The Southern Kingdom of Judah
Judah was smaller and weaker than Israel. Yet, through its 388 years of history it remained much closer to
God. Several kings were very good and on the whole the bad were not so evil as those of
Israel. All were of the family of David. Judah began to decline under Rehoboam, but during the reigns of good kings Asa and Jehoshaphat a great revival swept the
land. In the following years Judah borrowed the religion of Baal from
Israel. It remained for King Hezekiah to completely root out idolatry. He and his great-grandson Josiah were the two best kings to rule
Judah. But Hezekiah's son, Manasseh, was as evil as Hezekiah was good. In his fifty-five year reign he introduced every form of idol worship he could think of and even burned his own children with fire as a religious
rite. This caused God to promise through the prophets that Judah would be sorely punished for its
idolatry. After Josiah became king he set out to bring the people back to
God. When the lost book of the law was found in the temple, Josiah instituted such a religious revival as his people had never seen.
Following Josiah's death, Judah descended rapidly. All the remaining kings were bad and
weak. Judah was soon made a "satellite" of Babylon, and when the kings dared to rebel, King Nebuchadnezzar of Babylon in 606
B.C. carried most of the people into captivity as the Assyrians had done with Israel over 100 years
before. Zedekiah, the last king of Judah, governed a few that remained, but in 587
B.C. he too and most of the rest were also carried into Babylon. This punishment of God taught the Jews a
lesson. Never again did they return to idolatry.
The Babylonian Captivity
The Jews remained in Babylon seventy years before any returned. Our Bible knowledge of the captivity is largely gained from the books of Daniel and
Esther. While Daniel is a book of prophecy, it also contains much history and many fine stories such as the three Hebrew children in the fiery furnace, Daniel in the lions' den, and the handwriting on the
wall. Esther tells us how a Jewish maiden became queen, and how she saved her people from almost certain destruction when they were about to be slain.
The Return
In 536 B.C. Zerubbabel led many of the Jews back home. He began a new temple to replace Solomon's which had been destroyed when Judah was carried into
captivity. Ezra, the great priest and scribe, led another group back eighty years later and shortly afterwards Nehemiah returned with a third group to rebuild the walls of
Jerusalem. The story of these returns is told in the books of Nehemiah and
Ezra.
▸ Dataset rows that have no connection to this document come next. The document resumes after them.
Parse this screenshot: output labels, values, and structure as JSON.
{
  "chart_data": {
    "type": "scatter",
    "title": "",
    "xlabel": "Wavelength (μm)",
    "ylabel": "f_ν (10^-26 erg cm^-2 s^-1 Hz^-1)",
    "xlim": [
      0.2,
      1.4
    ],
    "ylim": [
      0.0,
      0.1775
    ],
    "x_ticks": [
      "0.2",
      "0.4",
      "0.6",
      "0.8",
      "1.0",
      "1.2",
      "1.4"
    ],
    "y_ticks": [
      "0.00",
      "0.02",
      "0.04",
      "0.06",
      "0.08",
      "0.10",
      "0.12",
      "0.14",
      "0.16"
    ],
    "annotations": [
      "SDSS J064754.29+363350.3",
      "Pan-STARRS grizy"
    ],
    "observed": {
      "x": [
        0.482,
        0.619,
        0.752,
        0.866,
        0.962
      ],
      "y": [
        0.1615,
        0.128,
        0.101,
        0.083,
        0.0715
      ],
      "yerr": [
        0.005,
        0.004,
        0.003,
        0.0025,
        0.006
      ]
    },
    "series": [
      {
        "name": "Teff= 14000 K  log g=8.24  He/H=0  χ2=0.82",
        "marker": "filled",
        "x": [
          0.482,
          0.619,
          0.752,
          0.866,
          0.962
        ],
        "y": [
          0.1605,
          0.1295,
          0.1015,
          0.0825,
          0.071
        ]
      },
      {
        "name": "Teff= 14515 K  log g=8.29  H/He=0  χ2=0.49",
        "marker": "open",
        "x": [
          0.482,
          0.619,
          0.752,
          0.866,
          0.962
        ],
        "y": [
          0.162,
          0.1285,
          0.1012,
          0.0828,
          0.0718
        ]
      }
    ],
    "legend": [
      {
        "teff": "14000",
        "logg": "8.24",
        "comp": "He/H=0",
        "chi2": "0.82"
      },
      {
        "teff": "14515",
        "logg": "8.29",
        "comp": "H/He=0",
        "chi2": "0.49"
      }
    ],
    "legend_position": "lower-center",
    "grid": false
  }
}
Not all the Jews returned nor was the Kingdom of Judah re-established after the return.
The book of Nehemiah ends the historical portion of the Old Testament, but from profane history we know that in the following 400 years before Christ the Jews were ruled mostly by the Persians, Macedonians, and Romans except for a brief period of independence under the leadership of the Maccabees.